Comment Carbon tax carbon tax carbon tax. (Score 1) 652
Fossil fuels are cheap because their costs are externalized: the person buying the coal doesn't have to pay for the climate change. The obvious and correct solution is to internalize that cost, and put a heavy tax on carbon fuels.
My pet proposal is a carbon tax collected at the source: as the coal or oil or gas leaves the ground or enters the country. This extra cost would be passed along through the economy, raising the prices of things in proportion to the CO2 generated in making and using them. You can return the tax revenue to the people as a flat rebate, a reduced income tax rate, you can keep it to balance the budget, I don't care: run your donkey-and-elephant politics however you like, it's the environmental benefits of the strong tax disincentive that matter to me.
For the value of the tax, I propose a tax that gradually ramps up to effectively equal the current price of oil by the end of the century. This is steep enough to kill off coal power in under a decade, but otherwise would let us gradually transition to green technologies and minimize the economic shock to the economy.
One last thing: goods imported from countries that don't have a comparable carbon tax should be charged an additional tarrif when imported, to compensate for their lower tax burden.

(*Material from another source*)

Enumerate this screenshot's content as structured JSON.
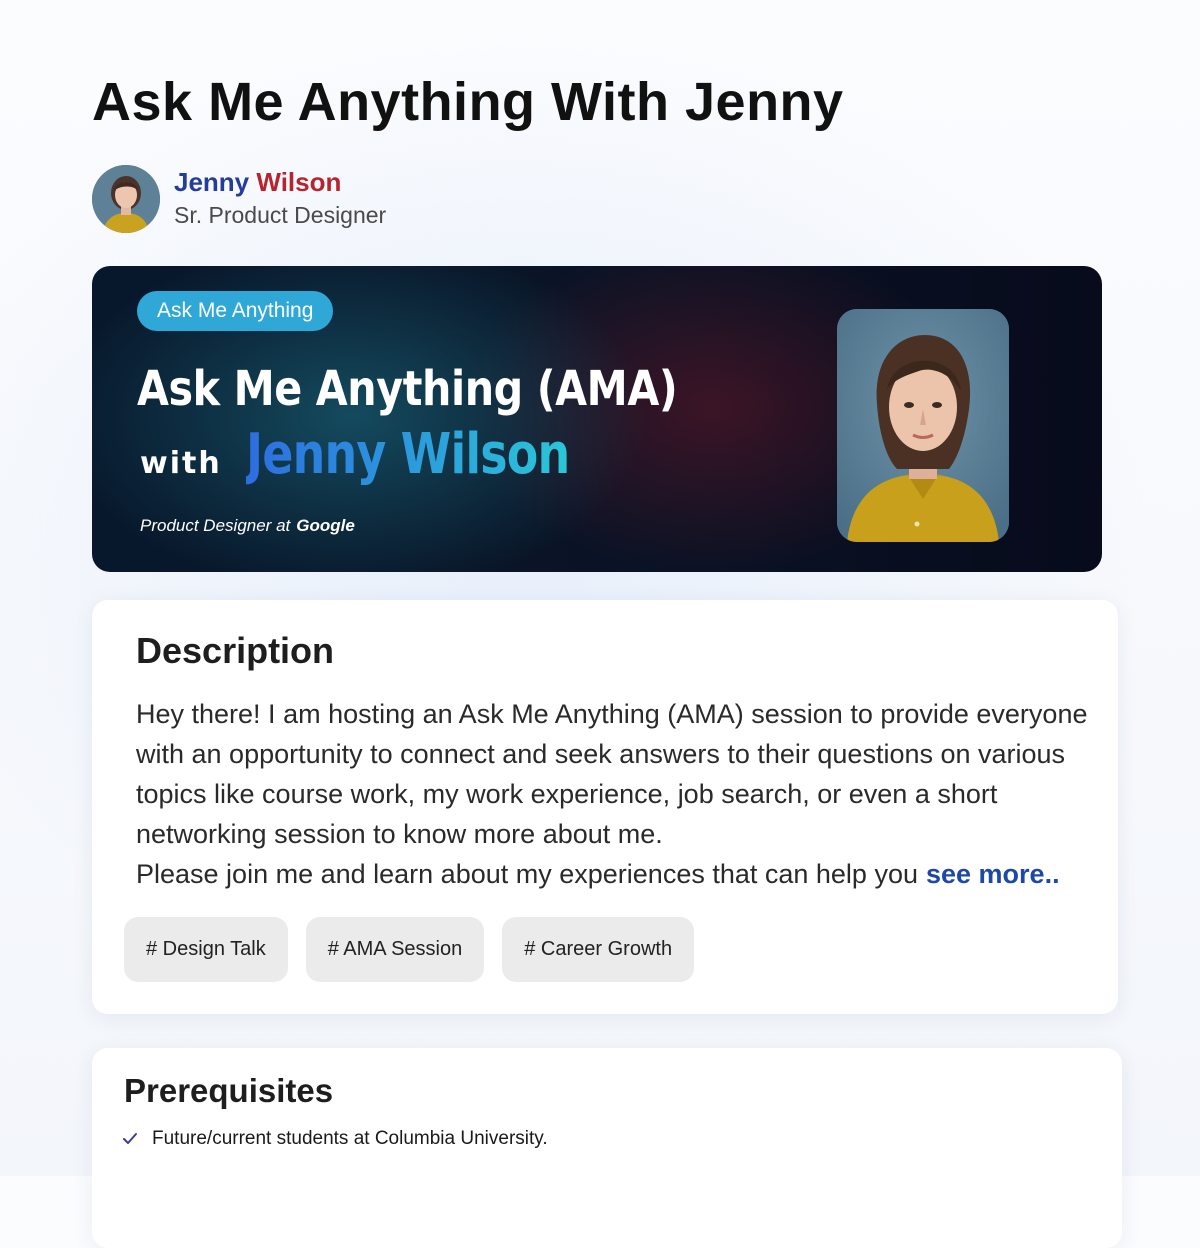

Many Slashdotters are free-market libertarians, and find taxes disgusting. I'm right there with you, but this is not a problem the market can solve on its own. But by taxing the problem, you allow the market to find an optimal solution for you, which is much more libertarian than allowing the government to pick and choose green solutions. If on the other hand you deny that there *is* a problem, that's a whole other conversation.